Runny noses and mucus color are discussed as often as color of poop. And just like poop, the color of your nasal mucus is usually not terribly significant. If you happen to have a cold yourself, you probably notice that your nasal discharge changes throughout the day, that is unless you are a teenager, and they swear they never look at mucus or stool color!!

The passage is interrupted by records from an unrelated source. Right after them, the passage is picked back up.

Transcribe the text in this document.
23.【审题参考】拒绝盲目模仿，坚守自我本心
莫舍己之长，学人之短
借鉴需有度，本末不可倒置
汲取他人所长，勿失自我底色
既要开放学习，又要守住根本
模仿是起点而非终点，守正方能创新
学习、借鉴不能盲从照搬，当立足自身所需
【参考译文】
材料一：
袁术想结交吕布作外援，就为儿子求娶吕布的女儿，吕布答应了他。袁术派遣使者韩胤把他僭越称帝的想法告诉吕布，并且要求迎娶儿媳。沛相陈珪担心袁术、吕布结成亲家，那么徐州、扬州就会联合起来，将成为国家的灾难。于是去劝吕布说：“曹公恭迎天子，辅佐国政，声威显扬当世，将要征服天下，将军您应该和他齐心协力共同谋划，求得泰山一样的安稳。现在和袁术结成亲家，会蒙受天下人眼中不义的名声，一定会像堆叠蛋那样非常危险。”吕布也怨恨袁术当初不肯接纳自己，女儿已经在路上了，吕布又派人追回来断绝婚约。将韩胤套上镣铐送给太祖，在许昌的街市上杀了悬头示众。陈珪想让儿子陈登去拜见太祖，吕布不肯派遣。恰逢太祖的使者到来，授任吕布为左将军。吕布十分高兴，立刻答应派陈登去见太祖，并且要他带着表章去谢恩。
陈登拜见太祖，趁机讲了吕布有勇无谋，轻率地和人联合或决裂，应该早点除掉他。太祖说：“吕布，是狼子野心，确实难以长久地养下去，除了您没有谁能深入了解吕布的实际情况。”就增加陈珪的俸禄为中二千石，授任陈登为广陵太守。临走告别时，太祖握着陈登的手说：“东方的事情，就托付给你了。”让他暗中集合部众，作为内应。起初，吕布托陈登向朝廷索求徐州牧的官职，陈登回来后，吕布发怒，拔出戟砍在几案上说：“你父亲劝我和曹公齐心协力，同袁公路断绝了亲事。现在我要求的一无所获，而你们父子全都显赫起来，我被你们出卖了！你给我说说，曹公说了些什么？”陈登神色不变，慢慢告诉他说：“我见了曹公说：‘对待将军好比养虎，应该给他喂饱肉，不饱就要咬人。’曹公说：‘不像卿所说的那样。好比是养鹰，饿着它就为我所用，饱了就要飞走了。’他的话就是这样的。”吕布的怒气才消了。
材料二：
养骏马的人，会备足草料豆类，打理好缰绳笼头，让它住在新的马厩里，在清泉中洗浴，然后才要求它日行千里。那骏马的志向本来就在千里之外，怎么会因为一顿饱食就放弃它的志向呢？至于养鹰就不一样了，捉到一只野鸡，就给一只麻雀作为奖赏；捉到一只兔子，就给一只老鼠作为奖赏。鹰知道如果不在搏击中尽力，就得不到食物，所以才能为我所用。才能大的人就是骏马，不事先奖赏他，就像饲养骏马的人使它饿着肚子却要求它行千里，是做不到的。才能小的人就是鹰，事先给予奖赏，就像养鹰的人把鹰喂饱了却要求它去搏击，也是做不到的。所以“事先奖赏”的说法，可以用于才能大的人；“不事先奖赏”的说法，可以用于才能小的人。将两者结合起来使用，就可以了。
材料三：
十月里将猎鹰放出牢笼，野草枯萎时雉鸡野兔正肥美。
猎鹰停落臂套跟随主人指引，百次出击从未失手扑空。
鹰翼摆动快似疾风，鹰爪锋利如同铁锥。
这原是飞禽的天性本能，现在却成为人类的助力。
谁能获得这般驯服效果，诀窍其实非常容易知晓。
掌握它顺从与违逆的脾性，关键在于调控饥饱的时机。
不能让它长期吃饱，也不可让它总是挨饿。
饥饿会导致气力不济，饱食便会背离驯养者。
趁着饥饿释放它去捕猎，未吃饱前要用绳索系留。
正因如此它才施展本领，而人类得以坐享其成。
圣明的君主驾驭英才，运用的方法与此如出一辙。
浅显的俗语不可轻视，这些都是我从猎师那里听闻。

I think we notice “green snotty noses” among children between the ages of six months and four years, when they typically don’t blow their noses and many times the mucus is either wiped off of their face or they wipe it themselves on their shirt sleeve, (which then leaves a telltale sign of the color of the mucus). Once a child can blow their nose and dispose of the Kleenex, the color of the mucus does not seem to be a hot topic of discussion.
So, what does color of mucus mean? When you have a cold, the nasal discharge associated with that viral infection typically begins as a clear discharge, that changes over several days into a thicker and more purulent (green) discharge. The color may be due to the white cells that are in the mucus that are producing antibodies to fight the cold. As a cold progresses the green mucus then changes back into a more clear discharge and eventually goes away, but that is usually after a seven to 10 day course.
It is also common to see thicker “booggers” in the nose in the morning or after your child’s nap as the dry air they are breathing makes the mucus thicker and they are not wiping or blowing their noses so the mucus is thicker. Same for us, we also usually have thicker greener nasal discharge in the morning, while the “snot’ has been sitting overnight.
The best way to clear out any color mucus is by using saline nasal irrigation. It works great for all ages. By clearing the nasal passages, it will prevent a secondary bacterial infection which and cause a sinus infection.
Most doctors use length of time of nasal discharge as more indicative of an infection than color of mucus. Typically in a pediatric patient an antibiotic for a “presumed” sinus infection is not even considered until a child has had over 14 days of a “gunky” green nasal discharge. Remember too, that the nose can clear up and the cold can go away, only to be followed in another week or two by another cold. It is the season.
With that being said I am off to blow my nose again and wash my hands!
That’s your daily dose, we’ll chat again tomorrow.